Carl Sublett (1919-2008)
Carl Sublett was born in rural eastern Kentucky and grew up in a small mining town where he became fascinated with coal trains, inspiring his first drawings and oil paintings. He attended Western Kentucky State College in Bowling Green. During World War II, he served in the military before entering the University Study Center in Florence, Italy, receiving the Citizens Award for his artwork by the people of Florence. On his return to the U.S., Sublett worked as an engineering draftsman and newspaper artist in Bristol, Tenn., before moving to Knoxville in 1954 where he soon joined artist Kermit “Buck” Ewing as a professor at UT’s School of Visual Arts. Both were core members of the Knoxville Seven, a group of forward-looking artists active between 1959 and 1965. A versatile and talented artist, Sublett shifted effortlessly from abstraction to precise realism, finding endless inspiration in East Tennessee landscapes as well as the Maine coastline where he also resided. By the 1970s, he turned to watercolor as his primary medium.
Hugh Tyler (1899-1979)
Born in Kalamazoo, Mich., Hugh Tyler grew up in Knoxville and may be best known as the uncle of Pulitzer-winning author James Agee (190-1955). After graduating from the University of Tennessee in 1905, he studied at the Pratt Institute and later was involved with the French Academy of Rome. Tyler became known as a versatile painter and muralist. In the early 1920s, he exhibited a series of 25 paintings of the South Seas with the Nicholson Art League following a trek to Tahiti. Along with Lloyd Branson, he’s credited with helping a promising young artist named Beauford Delaney to move to Boston to study art in 1924. Examples of Tyler’s work can be found locally at Church Street Methodist Church, St. John’s Episcopal Church, and the YMCA.
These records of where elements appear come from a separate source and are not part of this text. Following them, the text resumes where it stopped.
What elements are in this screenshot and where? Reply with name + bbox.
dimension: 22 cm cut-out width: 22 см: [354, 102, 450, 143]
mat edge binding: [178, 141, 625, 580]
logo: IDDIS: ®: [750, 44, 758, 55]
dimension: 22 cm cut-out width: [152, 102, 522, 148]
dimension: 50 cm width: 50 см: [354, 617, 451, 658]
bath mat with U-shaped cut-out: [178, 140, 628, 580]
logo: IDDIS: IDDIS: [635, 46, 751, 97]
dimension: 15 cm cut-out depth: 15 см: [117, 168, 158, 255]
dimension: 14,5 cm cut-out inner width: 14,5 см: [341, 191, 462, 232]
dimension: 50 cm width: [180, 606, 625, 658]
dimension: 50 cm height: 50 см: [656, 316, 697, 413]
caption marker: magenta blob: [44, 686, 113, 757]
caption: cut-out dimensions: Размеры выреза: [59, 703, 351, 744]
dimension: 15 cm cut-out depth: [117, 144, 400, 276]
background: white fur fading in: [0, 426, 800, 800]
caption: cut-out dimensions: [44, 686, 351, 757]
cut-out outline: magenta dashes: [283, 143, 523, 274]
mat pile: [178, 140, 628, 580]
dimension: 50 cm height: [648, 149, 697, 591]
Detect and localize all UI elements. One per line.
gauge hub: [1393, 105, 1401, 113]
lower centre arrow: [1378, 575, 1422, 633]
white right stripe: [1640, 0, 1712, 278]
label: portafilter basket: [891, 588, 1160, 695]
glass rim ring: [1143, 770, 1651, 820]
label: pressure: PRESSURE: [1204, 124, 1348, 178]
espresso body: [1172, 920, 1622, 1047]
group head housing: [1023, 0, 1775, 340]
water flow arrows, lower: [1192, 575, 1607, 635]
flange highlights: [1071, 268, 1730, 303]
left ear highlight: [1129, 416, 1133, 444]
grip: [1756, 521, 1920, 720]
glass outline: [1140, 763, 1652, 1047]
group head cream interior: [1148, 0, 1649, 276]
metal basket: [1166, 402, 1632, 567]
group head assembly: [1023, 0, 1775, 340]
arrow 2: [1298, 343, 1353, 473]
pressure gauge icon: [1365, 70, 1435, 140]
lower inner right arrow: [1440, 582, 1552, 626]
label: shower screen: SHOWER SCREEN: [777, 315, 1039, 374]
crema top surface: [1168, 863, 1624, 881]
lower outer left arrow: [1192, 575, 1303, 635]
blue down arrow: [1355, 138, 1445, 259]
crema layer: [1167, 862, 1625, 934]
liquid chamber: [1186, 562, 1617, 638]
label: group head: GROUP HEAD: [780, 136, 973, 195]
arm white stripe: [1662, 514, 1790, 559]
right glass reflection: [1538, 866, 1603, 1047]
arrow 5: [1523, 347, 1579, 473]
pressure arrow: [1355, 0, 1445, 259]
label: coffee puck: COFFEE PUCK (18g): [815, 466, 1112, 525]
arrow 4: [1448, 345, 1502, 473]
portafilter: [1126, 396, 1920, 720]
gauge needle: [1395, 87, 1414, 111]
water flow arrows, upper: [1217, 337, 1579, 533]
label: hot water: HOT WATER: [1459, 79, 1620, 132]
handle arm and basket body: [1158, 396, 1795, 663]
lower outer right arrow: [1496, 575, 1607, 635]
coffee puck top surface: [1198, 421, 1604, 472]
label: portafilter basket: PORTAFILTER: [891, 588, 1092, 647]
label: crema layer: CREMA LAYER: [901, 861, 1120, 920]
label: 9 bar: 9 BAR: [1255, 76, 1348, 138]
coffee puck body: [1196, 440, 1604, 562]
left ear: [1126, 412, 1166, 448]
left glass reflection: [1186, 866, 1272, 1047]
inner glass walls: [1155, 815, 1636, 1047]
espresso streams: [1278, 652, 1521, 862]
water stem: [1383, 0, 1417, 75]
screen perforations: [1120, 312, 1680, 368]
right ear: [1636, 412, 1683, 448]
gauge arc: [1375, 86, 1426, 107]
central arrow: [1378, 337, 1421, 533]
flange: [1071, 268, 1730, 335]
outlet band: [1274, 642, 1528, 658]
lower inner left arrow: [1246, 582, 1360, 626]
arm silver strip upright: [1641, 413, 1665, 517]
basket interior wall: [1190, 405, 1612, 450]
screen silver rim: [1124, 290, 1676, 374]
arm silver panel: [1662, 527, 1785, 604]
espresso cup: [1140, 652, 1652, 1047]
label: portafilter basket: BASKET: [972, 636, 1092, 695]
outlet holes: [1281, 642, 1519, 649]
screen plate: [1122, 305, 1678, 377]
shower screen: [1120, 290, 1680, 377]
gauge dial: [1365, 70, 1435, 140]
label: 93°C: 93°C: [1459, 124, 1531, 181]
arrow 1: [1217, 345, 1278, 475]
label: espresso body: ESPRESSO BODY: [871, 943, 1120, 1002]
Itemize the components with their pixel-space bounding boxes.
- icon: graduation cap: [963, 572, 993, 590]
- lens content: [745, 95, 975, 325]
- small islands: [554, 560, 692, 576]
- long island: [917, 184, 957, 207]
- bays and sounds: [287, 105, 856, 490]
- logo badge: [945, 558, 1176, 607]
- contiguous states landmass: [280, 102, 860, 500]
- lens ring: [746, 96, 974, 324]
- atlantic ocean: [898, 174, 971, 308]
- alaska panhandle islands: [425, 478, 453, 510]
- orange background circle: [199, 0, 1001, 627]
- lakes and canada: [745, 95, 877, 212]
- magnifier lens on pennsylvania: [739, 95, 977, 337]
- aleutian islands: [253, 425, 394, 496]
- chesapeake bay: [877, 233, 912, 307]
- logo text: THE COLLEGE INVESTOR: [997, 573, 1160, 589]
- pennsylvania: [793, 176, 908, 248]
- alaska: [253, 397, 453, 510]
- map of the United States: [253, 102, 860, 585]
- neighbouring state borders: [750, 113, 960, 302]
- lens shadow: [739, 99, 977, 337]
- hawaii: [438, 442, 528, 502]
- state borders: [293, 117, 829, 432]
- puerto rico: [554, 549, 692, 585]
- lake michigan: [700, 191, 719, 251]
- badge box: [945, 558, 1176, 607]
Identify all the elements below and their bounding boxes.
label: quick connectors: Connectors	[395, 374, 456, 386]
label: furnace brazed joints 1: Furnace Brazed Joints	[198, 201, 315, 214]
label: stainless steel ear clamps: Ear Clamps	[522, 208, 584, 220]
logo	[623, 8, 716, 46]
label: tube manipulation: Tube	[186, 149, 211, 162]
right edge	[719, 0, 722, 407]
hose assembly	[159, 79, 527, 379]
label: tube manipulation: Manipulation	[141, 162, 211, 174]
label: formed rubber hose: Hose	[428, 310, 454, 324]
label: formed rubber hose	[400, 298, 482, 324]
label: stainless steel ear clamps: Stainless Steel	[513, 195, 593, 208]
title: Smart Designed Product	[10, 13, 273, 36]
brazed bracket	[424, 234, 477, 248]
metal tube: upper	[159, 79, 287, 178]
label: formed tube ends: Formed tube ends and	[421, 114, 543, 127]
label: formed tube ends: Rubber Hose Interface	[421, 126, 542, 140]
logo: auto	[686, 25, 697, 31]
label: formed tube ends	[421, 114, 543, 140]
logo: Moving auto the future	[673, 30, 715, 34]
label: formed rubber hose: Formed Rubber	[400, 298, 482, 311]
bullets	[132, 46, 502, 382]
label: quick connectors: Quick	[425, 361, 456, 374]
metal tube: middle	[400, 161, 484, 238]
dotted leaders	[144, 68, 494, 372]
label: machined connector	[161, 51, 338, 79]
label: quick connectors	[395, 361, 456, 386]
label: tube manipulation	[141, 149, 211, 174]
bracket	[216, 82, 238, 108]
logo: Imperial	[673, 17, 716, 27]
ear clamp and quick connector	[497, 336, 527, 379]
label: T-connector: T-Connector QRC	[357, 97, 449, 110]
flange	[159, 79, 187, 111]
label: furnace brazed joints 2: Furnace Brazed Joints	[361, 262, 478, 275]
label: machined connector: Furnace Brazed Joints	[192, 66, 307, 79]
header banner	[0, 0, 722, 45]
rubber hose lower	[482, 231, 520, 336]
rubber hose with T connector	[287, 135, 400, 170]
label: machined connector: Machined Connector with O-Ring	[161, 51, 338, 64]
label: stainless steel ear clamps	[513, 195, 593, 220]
Catherine Wiley (1879-1958)
Recognized as one of Knoxville’s most influential artists of the early 20th century, Catherine Wiley was born near Knoxville in Coal Creek (later Lake City, now Rocky Top). Her family moved to Knoxville in 1882, where she grew up in Fort Sanders. She first attended UT and later taught there. Following a move to New York in 1903, she was active with the Art Students League where she studied under American Impressionist Frank DuMond and a brief spell at the New York School of Art where she studied with William Merritt Chase. Along with Branson, Krutch, and others, Wiley joined the Nicholson Art League, which helped organize major art exhibits for several Knoxville cultural events, including the National Conservation Exposition in 1913 where she served as the Chair of the Art Committee. In 1926, Catherine Wiley suffered a breakdown and was institutionalized in Pennsylvania and rarely painted again. She is widely regarded as Tennessee’s greatest Impressionist and left behind a significant body of work and a lasting artistic legacy.